Is It Now Easier For Founders To Get H-1B Visas?


The U.S. Department of Homeland Security (DHS) has released a new proposed rule that aims to make it easier for founders to obtain H-1B visas, specifically for those in startup businesses. While the proposed rule does not increase the number of H-1B visas available each year, it recognizes the value of retaining startup founders in the U.S. and the potential benefits they can bring, such as job creation and innovation.

Key Takeaway

The proposed rule by the U.S. Department of Homeland Security aims to make it easier for startup founders to qualify for H-1B visas, recognizing the benefits they can bring to the U.S. in terms of job creation and innovation.

Greater flexibility for founders

The proposed rule provides greater flexibility for startup founders in qualifying for H-1B visas. In the past, founders often faced challenges in demonstrating an employer-employee relationship, which required them to reduce their equity stake or give up control of their companies. The proposed rule clarifies that founders who hold more than half of the equity in their startups can still qualify for H-1B visas without compromising their ownership or control. Startup founders only need to submit the necessary documentation, such as a Labor Condition Application approved by the U.S. Department of Labor and an employment agreement or offer letter from their startup.

Greater flexibility for students

The proposed rule also offers greater flexibility for international students on F-1 visas who are working under optional practical training (OPT) or STEM OPT work authorization. If selected in the H-1B lottery, these students can continue living and working in the U.S. under a cap-gap extension. The proposed rule extends the cap-gap extension through April 1, providing an additional six months of employment authorization to avoid disruption. This change benefits both students and employers, as it eliminates the need for employers to pay for premium processing when filing an H-1B petition on behalf of an F-1 student.

Streamlined processes

The proposed rule also aims to streamline processes and clarify certain policies. It codifies the existing policy of deferring to prior decisions when evaluating applications for extension of status, ensuring consistency. It also clarifies that a specialty occupation position may allow a range of degree fields, as long as there is a direct relationship between the required degree field and the duties of the position. Additionally, the proposed rule addresses the issue of specialty occupations not always requiring a bachelor’s degree, emphasizing that a specialty occupation “normally” requires at least a bachelor’s degree, not “always.”

More cap-exempt employers

Under the current H-1B cap, some employers qualify for exemption and can petition for an H-1B visa at any time without going through the lottery.
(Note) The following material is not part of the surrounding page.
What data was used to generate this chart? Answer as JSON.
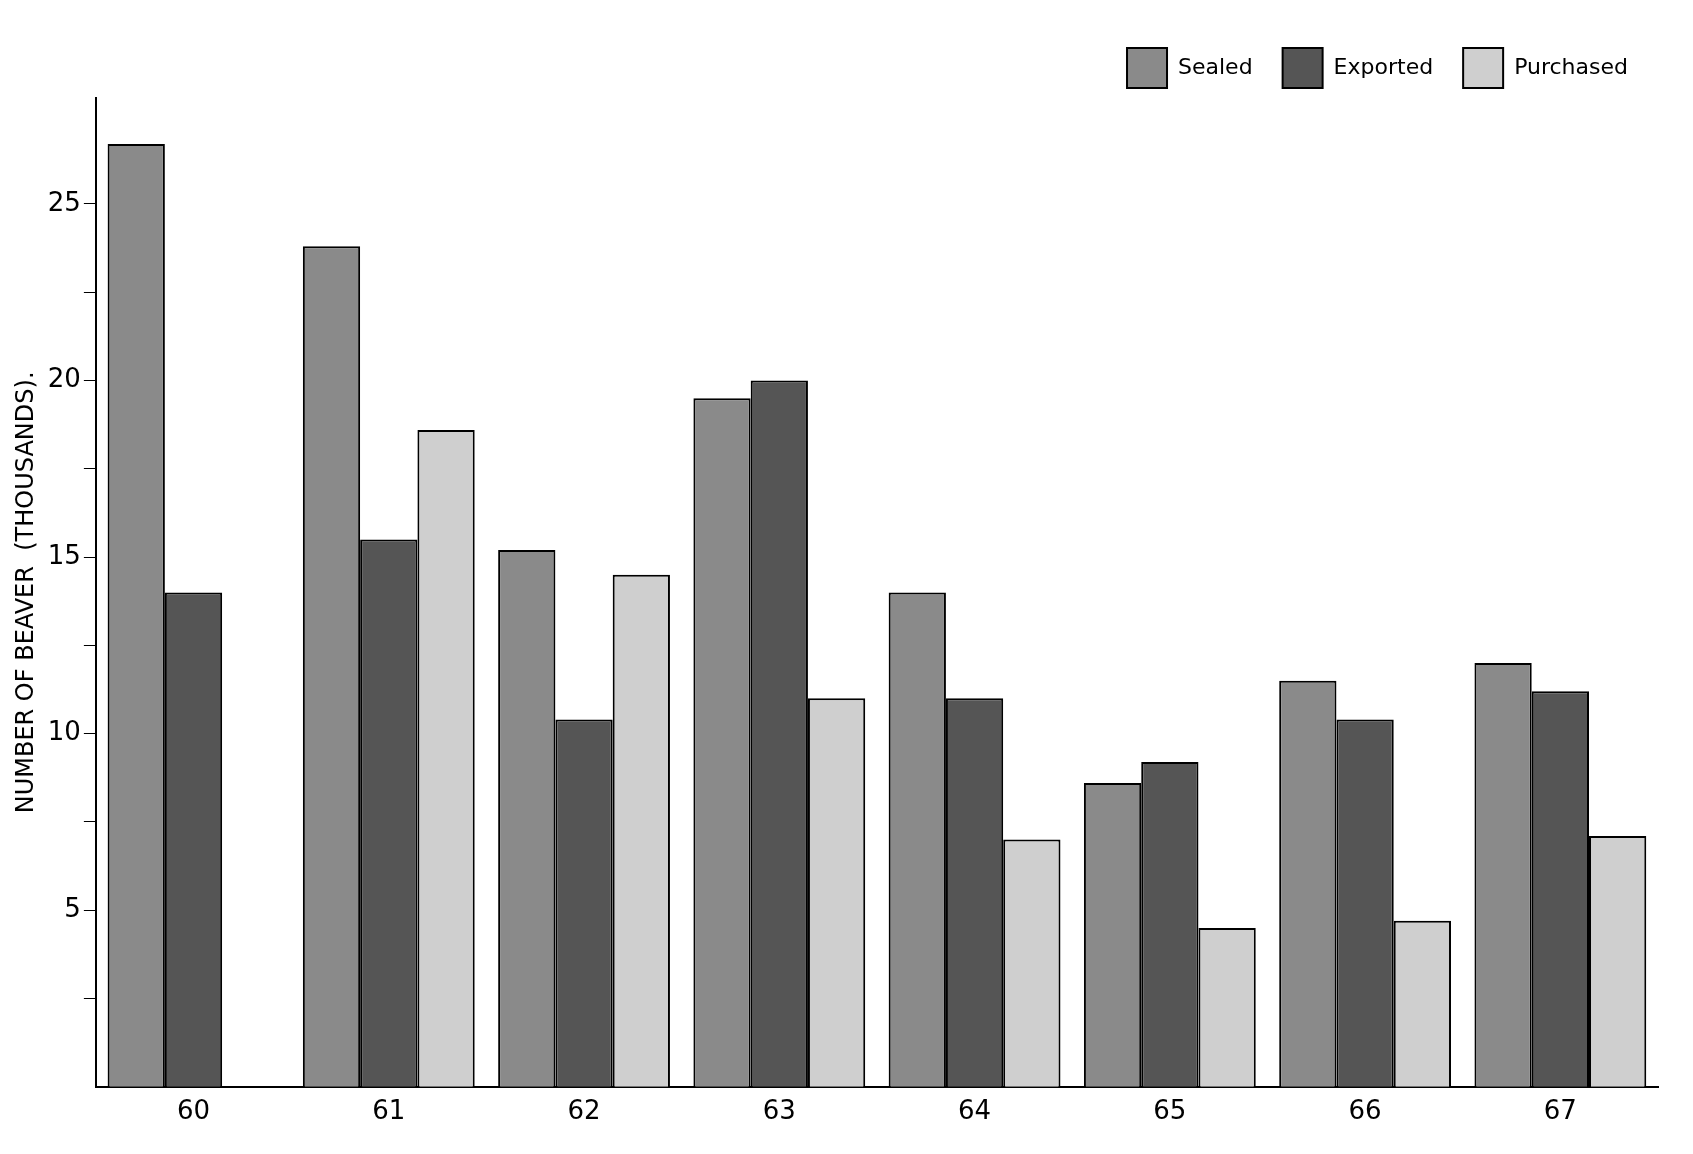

These cap-exempt employers include institutions of higher education, nonprofit research organizations, and governmental research organizations. The proposed rule expands the definition of nonprofit research and governmental research organizations, potentially increasing the number of eligible petitioners who can benefit from the cap exemption.

Leveled playing field

The proposed rule seeks to level the playing field in the H-1B lottery system. Currently, some H-1B candidates have multiple employers registering them for the lottery, increasing their chances of selection. However, multiple registrations from the same employer for the same candidate are automatically disqualified. The proposed rule would allow H-1B candidates to be registered by different employers, but each unique candidate would only be entered into the lottery once. If selected, the candidate would then have the choice of which employer to work for.

Potential downsides

While the proposed rule offers several benefits, there are potential downsides as well. The proposed rule includes a narrower definition of what qualifies as an H-1B specialty occupation, requiring a U.S. bachelor’s degree or higher in a directly related specific specialty. This change aligns with the skills-based hiring approach of most modern employers, but it may restrict some candidates. Additionally, the proposed rule limits the initial H-1B approval and the first renewal period for startup founders to 18 months each, after which the H-1B would be renewable for another three years. This differs from the current rule, which allows for an initial three-year period and subsequent three-year renewals, regardless of whether the visa holder is a startup founder.

The proposed rule is currently open for comment until December 22, 2023. Those interested, including founders and employers, are encouraged to provide feedback on the proposed changes. The DHS will review the comments and make any necessary revisions before issuing a final rule. It is hoped that the new rule will be in effect in time for the H-1B lottery in March, which will determine the beneficiaries for fiscal year 2025 starting from October 1, 2024.

In conclusion, the proposed rule aims to make it easier for startup founders to obtain H-1B visas, recognizing their value in terms of job creation and innovation. The rule offers greater flexibility for founders, students, and employers, while also streamlining processes and leveling the playing field in the H-1B lottery system. However, there are potential downsides to consider, such as a narrower definition of specialty occupations and shorter approval periods for startup founders. It is important for interested individuals to provide feedback during the comment period to ensure their voices are heard.